Going alone also eases family drama and you still support your sister w/out breaking the bank. You'll save thousands this way. To me, that's the best compromise.

Tessabelle74 · 07/12/2022 17:50

I would never expect guests to pay over the odds to attend my wedding. In fact even though we only live 2 hours from the bulk of our family we weren't offended when they didn't all come. Holiday from work, hotels, fuel etc all adds up even in the UK

Weald56 · 07/12/2022 17:57

To be honest I'd tell your sister:

'Sorry, but we are really stretching ourselves to come, both financially and in terms of the stress involved given the fact we have two young children. If we can't stay in the main house with you, then I'm afraid we won't be able to come. But we'll look forward to seeing your photos and wedding film if you can't meet our reasonable request'.

Icantfindmykeys · 07/12/2022 17:57

I haven’t read all responses it may have been already suggested, but why don’t you go on your own? You could explain you can’t afford the additional cost of a Villa for the family … could they make room for you?

Harls1969 · 07/12/2022 18:00

I'm sure that having a destination wedding is lovely - but you have to assume most people won't go (we didn't go to my sister's wedding in Vegas as not only would if have been very expensive for 4 of us, it was term time and I worked in a school at the time and our son was at secondary school - she totally understood).
If you can't really afford to go don't! Don't break the bank to please others, especially when it sounds like you have other priorities. Be firm and stand your ground, your family will get over it and, if they don't, it's really their problem. Good luck OP

Snoopystick · 07/12/2022 18:14

I wouldn’t go, my brother got married in the Caribbean and didn’t expect everyone to go, their choice knowing not everyone can afford it. That’s what honeymoons are for.

Soothsayer1 · 07/12/2022 18:19

OP your sister wants her wedding to bankrupt you so that she can feel like the winner
if someone expected me to spend even a 10th of that on their wedding.....I just wouldnt W T F !!

Mesoavocado · 07/12/2022 18:20

Tillow4ever · 07/12/2022 16:22

I’ve said YABU but that’s on response to you complaining about it. Their wedding their choice.

the bit you aren’t being unreasonable about is the expectation you go.

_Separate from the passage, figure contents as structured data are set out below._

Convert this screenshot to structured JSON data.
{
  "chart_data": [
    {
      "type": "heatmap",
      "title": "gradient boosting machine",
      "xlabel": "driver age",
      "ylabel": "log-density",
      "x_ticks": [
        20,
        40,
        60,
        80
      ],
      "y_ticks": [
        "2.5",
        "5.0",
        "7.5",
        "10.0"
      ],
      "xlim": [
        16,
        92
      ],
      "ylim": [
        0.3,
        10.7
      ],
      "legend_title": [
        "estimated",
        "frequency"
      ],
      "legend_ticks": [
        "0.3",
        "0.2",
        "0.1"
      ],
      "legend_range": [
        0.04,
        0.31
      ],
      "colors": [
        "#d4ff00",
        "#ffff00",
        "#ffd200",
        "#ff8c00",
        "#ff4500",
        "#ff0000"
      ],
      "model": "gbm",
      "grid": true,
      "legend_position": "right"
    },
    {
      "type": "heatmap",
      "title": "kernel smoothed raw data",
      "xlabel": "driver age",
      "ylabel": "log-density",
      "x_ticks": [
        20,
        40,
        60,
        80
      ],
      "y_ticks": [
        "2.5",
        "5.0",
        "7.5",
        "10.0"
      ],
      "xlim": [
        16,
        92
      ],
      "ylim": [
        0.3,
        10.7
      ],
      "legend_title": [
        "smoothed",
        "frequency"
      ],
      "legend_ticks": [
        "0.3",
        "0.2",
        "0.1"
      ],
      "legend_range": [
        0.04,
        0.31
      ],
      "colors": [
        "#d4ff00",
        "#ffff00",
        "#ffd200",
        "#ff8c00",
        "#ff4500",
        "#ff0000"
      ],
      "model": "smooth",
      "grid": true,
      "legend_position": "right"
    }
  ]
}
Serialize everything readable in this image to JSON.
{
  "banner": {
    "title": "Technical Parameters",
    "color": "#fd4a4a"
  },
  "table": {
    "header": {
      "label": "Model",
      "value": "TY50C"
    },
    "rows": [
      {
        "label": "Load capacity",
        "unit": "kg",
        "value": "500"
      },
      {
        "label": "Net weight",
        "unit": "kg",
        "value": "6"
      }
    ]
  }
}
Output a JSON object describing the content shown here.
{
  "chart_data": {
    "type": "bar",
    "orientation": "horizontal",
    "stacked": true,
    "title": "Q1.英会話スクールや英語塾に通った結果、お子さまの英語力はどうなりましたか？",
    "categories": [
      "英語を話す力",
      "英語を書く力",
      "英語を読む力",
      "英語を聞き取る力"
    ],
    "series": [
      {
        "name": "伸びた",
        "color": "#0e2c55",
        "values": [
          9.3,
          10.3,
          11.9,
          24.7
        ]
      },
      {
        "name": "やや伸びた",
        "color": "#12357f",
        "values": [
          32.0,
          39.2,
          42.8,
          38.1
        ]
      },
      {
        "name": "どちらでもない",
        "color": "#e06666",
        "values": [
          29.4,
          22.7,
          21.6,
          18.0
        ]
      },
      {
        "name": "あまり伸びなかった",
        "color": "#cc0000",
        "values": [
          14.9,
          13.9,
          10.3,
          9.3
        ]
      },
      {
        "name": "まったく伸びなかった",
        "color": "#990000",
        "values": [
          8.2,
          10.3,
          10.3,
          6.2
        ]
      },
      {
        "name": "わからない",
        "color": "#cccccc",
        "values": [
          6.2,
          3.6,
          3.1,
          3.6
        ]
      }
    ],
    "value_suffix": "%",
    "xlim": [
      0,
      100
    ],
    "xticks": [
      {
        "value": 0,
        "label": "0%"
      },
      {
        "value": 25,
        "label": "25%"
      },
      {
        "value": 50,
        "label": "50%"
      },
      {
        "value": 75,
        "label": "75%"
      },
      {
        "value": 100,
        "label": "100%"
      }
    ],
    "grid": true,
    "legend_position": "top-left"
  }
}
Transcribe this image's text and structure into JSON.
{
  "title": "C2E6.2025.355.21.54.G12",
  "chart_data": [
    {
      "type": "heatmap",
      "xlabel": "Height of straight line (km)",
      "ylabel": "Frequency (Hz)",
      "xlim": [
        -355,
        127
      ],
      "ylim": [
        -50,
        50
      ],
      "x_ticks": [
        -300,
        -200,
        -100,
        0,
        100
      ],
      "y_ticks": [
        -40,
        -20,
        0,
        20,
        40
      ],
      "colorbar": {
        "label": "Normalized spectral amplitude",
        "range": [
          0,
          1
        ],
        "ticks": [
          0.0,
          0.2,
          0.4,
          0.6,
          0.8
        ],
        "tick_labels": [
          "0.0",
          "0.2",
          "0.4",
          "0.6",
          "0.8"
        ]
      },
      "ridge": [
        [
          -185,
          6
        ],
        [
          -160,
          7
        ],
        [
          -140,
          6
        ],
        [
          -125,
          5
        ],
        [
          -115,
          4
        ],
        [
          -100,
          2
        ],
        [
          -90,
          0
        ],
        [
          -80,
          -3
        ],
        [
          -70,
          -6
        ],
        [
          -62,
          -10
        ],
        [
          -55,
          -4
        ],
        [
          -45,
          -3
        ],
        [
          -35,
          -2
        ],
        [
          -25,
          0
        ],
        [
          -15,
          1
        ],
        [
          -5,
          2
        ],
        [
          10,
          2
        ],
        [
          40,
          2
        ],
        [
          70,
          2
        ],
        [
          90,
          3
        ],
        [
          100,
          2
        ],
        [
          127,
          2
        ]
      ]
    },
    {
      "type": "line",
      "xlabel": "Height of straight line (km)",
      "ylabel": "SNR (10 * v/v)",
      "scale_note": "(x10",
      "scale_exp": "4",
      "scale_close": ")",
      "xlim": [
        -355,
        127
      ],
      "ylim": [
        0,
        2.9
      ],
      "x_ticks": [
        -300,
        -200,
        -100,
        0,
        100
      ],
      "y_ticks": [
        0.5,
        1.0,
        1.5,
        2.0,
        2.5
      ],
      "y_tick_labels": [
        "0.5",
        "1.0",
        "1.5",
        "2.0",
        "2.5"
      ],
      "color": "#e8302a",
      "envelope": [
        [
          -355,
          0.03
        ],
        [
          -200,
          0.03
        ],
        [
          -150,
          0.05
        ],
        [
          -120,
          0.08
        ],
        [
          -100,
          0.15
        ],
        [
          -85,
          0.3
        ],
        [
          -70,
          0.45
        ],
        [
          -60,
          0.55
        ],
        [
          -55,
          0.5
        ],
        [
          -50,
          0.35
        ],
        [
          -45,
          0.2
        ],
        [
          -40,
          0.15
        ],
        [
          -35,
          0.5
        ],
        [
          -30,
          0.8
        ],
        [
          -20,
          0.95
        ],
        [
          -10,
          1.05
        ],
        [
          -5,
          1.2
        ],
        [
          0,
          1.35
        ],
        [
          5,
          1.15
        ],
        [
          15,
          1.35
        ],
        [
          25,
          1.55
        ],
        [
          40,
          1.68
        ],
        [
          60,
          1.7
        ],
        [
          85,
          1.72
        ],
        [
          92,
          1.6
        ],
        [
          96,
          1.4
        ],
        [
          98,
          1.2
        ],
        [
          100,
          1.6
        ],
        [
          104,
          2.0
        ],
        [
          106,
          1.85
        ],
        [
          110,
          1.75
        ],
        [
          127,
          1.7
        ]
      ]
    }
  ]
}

If you can’t afford it, don’t want to, or whatever, that’s entirely up to you! Don’t worry that your brother can afford it - there’s one of him to pay for. Is it in school holidays or would you need to pull them out of school (not read the full thread, just wanted to explain my vote, will read through afterwards)? If I’m term time, use that as another reason not to go.

Yes I voted same way for sane reasons.

I wouldn’t go but it’s their choice and they need to understand why nobody would put themselves in debt for a wedding

Blarney72 · 07/12/2022 18:23

Spend your money on going to Australia to celebrate your 10 year anniversary, your husband can invite friends he couldn't before and I'm hoping you don't need to make an emergency flight before for your MIL. It will make an exciting 2023. Do what makes you happy. Good luck.

Heyhoitsme · 07/12/2022 18:24

Honestly I wouldn't go. It's ridiculous that she expects everyone to stump the cost. Just tell her you can't afford it.

rosemarysalter · 07/12/2022 18:24

Three flights and 40 hours travelling is an extreme ask

What on earth possessed them to make that choice?

I wouldn't go. Or can you tag on a visit to Aus too?